Staff mismanaged medication resulting in resident to be hospitalized - SUBSTANTIATED
LPA reviewed an incident report that was submitted on 02/27/2024 regarding an incident that occurred on 02/22/2024. It was reported that at 8:00 pm a Medication Technician, Staff 1 (S1) reported that they gave another resident's medication to Resident 1 (R1) who was admitted to the facility that same day. EMS was called. EMS arrived, stated that R1’s vital signs were stable and R1 was transported to ER for evaluation. R1 was subsequently hospitalized for observation. No adverse effects were reported as a result of the medication error. R1 returned to community on 02/24/2024.

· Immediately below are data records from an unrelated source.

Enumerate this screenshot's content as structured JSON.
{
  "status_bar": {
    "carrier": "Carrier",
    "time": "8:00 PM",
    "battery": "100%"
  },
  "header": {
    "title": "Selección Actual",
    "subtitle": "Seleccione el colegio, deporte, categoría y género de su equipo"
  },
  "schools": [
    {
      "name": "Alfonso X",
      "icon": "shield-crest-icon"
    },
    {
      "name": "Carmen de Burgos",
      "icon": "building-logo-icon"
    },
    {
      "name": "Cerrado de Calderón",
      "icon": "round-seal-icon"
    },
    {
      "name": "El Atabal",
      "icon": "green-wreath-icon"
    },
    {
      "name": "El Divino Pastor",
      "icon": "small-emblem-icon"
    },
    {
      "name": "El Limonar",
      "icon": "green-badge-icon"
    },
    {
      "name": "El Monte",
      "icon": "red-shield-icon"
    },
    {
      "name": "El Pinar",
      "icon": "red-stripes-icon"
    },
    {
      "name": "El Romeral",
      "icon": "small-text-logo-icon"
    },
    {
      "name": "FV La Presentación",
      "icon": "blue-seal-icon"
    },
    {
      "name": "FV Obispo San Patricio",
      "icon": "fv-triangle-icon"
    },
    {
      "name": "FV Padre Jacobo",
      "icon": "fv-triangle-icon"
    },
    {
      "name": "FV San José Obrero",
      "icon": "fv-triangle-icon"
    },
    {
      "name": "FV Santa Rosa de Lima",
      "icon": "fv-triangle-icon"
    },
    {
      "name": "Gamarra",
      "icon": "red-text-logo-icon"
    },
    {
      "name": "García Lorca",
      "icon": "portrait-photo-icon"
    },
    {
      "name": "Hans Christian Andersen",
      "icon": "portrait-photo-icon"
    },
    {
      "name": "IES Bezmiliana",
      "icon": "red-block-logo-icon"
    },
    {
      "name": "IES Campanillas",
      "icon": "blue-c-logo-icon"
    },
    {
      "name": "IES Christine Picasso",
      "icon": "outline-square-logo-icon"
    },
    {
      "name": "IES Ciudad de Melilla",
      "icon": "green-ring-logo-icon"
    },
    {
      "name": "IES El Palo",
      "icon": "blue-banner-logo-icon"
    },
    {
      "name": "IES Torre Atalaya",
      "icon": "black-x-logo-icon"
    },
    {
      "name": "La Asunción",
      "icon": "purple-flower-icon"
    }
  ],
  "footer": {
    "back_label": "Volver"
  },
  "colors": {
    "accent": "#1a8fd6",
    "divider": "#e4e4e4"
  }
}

During the course of the investigation, it was learned that when R1 was admitted to the facility their admission record did not include R1’s photograph for identification. S1 failed to follow the facility’s medication safety checks which include confirmation of resident by matching the photograph on file with the resident they are dispensing the medication to.
Staff 1 stated that verifying a resident’s photograph (identifying the right person) that a medication is being dispensed is part of the “Six Rights” that the facility uses for dispensing medications.

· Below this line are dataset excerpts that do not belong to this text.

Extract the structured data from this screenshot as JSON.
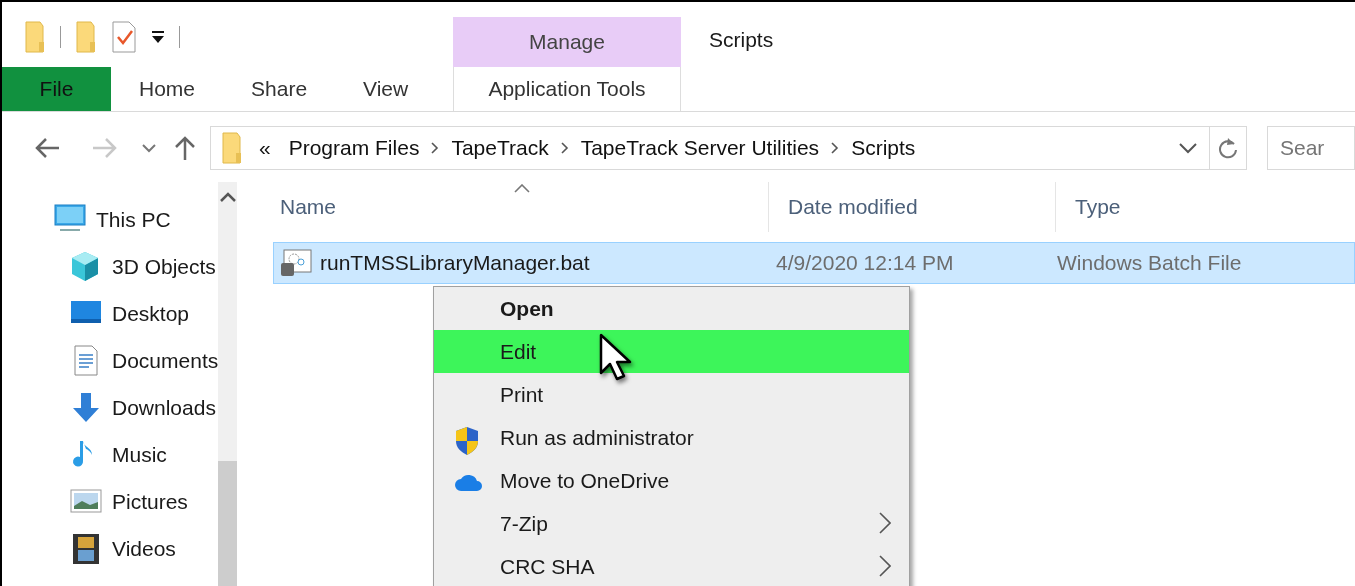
{
  "quick_access": [
    {
      "kind": "folder"
    },
    {
      "kind": "separator"
    },
    {
      "kind": "folder"
    },
    {
      "kind": "properties"
    },
    {
      "kind": "customize"
    },
    {
      "kind": "separator"
    }
  ],
  "context_tab": {
    "group": "Manage",
    "label": "Application Tools",
    "selected": false
  },
  "window": {
    "title": "Scripts"
  },
  "ribbon_tabs": [
    {
      "label": "File",
      "kind": "file"
    },
    {
      "label": "Home",
      "kind": "tab"
    },
    {
      "label": "Share",
      "kind": "tab"
    },
    {
      "label": "View",
      "kind": "tab"
    }
  ],
  "address": {
    "overflow": "«",
    "segments": [
      "Program Files",
      "TapeTrack",
      "TapeTrack Server Utilities",
      "Scripts"
    ]
  },
  "search": {
    "placeholder": "Sear"
  },
  "nav_pane": [
    {
      "label": "This PC",
      "kind": "pc",
      "children": [
        {
          "label": "3D Objects",
          "kind": "cube"
        },
        {
          "label": "Desktop",
          "kind": "desktop"
        },
        {
          "label": "Documents",
          "kind": "document"
        },
        {
          "label": "Downloads",
          "kind": "download"
        },
        {
          "label": "Music",
          "kind": "music"
        },
        {
          "label": "Pictures",
          "kind": "picture"
        },
        {
          "label": "Videos",
          "kind": "video"
        }
      ]
    }
  ],
  "columns": [
    {
      "label": "Name",
      "sorted": true
    },
    {
      "label": "Date modified",
      "sorted": false
    },
    {
      "label": "Type",
      "sorted": false
    }
  ],
  "files": [
    {
      "name": "runTMSSLibraryManager.bat",
      "date": "4/9/2020 12:14 PM",
      "type": "Windows Batch File",
      "selected": true
    }
  ],
  "context_menu": [
    {
      "label": "Open",
      "kind": "default",
      "selected": false
    },
    {
      "label": "Edit",
      "kind": "plain",
      "selected": true
    },
    {
      "label": "Print",
      "kind": "plain",
      "selected": false
    },
    {
      "label": "Run as administrator",
      "kind": "shield",
      "selected": false
    },
    {
      "label": "Move to OneDrive",
      "kind": "cloud",
      "selected": false
    },
    {
      "label": "7-Zip",
      "kind": "submenu",
      "selected": false
    },
    {
      "label": "CRC SHA",
      "kind": "submenu",
      "selected": false
    }
  ]
}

It was determined that even though there was no photograph in the resident’s file, S1 should not have dispensed the medication to R1 without confirming they were dispensing to the correct resident. This allegation is substantiated.
Based on interviews and evidence obtained during the investigation, the preponderance of evidence standard has been met, therefore, the above allegation is found to be SUBSTANTIATED. California Code of Regulations, (Title 22), is being cited on the attached LIC9099D. Appeal rights were provided. Exit interview conducted and a copy of the report was provided to administrator Stacey Baxter.